What to Expect
Customers are advised to be at base camp one hour before departure. A change of clothes is recommended, as you will get wet! Before the trip begins, each rafter will sign a waiver, be issued floatation vests, rain gear and boots if necessary. Rafters are then instructed as to where they will board the boats (wharf) and be divided into groups. The guides will then give safety instructions and a description of the trip. Before departure all safety gear will be checked.
As the tide begins to rise the current will increase, the boats will head up river ahead of the advancing tide to a narrow spot to wait for the tidal bore to form (the point where out flowing river water and incoming tide water meet) which can be a swell or breaking wave. The boats will meet this wave head on. When they hit the bore, the boat will rise up on top. How wet the customer gets, is dependent on how large the bore is at the time. After hitting and riding the bore the boat will wait a few minutes for the water to rise enough to cover the sand bars, which take up approximately 80% of the river bed on low tide. Usually Bald Eagles can be observed for these few quiet minutes.
Once the sand bars are covered, the speed of the water flowing over them causes great areas of rapids which can cover 100 acres at a time. The height of the rapids or waves can range from a calm few feet to well over 10 feet. these rapids are caused by sand bars, not rocks, the trips are very safe, if someone happens to fall over there are no rocks to get injured upon. There are 8-10 sets of these rapids which last about 15 minutes each. Once the water becomes more than 15 feet deep the sand bars do not influence or restrict the flow of water over them. Once one set of rapids begins to subside the boats will travel up river to another area where the tide is just beginning to rise and another set of rapids is forming.
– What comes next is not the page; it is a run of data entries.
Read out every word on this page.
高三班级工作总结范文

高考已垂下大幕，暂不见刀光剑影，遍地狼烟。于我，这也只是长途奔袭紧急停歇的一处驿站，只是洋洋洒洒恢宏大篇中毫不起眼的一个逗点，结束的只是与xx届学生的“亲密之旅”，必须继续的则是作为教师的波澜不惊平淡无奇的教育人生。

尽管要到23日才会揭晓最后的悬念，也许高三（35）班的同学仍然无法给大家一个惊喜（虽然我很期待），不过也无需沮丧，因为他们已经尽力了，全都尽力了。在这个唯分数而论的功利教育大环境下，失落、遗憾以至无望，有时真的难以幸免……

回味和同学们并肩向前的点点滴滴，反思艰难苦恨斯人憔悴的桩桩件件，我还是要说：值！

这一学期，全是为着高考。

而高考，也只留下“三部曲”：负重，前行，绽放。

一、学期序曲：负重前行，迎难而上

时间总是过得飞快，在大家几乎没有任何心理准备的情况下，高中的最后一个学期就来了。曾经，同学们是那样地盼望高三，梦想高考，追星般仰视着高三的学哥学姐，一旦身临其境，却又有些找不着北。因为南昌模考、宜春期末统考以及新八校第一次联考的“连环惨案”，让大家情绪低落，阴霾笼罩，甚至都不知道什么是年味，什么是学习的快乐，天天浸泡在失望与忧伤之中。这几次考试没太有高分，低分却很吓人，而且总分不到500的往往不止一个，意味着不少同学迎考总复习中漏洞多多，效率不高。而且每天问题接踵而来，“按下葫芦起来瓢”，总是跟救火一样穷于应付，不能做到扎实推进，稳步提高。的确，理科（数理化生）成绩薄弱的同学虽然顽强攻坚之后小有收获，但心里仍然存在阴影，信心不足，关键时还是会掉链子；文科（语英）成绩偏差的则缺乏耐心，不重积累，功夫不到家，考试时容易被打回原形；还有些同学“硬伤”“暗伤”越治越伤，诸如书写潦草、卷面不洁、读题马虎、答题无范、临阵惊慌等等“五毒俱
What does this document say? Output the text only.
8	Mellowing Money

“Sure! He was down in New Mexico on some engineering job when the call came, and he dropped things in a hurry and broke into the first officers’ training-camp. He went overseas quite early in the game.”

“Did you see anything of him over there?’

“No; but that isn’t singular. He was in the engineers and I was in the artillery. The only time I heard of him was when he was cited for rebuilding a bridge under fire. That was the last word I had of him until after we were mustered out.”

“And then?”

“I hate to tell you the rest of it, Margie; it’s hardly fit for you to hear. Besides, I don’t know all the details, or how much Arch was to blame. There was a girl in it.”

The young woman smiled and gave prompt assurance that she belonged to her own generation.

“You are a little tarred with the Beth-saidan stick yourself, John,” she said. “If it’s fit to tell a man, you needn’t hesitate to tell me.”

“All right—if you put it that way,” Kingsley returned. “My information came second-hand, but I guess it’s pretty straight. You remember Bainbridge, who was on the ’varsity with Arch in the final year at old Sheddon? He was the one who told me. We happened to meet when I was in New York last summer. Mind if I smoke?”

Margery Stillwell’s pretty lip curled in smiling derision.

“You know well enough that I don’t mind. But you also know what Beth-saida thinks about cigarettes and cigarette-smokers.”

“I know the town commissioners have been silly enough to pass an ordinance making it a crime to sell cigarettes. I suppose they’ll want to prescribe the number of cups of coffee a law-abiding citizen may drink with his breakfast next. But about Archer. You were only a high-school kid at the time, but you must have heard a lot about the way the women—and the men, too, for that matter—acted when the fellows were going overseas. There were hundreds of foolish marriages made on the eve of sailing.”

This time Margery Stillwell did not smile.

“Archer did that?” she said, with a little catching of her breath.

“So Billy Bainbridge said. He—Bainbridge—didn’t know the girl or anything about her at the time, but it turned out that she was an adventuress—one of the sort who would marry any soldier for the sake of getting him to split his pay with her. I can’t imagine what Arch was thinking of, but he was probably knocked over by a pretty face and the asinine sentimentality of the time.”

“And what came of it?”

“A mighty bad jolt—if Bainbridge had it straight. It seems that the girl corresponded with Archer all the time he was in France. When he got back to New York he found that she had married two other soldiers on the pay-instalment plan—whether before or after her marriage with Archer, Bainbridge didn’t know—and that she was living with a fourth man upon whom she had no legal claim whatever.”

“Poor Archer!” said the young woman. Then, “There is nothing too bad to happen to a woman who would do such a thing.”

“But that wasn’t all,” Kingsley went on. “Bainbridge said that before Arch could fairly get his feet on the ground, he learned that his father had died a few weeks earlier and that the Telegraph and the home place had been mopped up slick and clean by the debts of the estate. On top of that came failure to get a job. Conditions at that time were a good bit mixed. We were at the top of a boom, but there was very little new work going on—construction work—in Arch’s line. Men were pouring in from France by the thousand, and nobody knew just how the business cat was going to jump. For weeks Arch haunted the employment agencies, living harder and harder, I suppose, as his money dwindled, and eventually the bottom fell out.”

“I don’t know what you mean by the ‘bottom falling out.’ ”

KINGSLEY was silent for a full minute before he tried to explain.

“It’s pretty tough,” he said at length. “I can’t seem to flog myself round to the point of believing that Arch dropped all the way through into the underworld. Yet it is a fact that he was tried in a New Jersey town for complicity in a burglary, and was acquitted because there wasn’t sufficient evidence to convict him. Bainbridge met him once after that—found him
This cycle is repeated 8-10 times.
Between each set of rapids eagles nests can be observed and historic areas will be explained (i.e.: Acadian dykelands, North America’s first cantilever bridge, portion of the Shubenacadie Canal, native history, as well as the geological aspects of rock formations and the 200 foot sedimentary cliffs on each side).
Once most rapids have been encountered the boats will pull over to a sand bar so rafters can get out to stretch their legs on the hard packed sand in the center of the river, but only for a few minutes since the tide is still rising very fast. After their rest, the boats head back to the mouth of the river on the calm deep water of the incoming tide. The tide at this part of the Bay takes approximately 3 1/2 hours to rise up to 45 feet.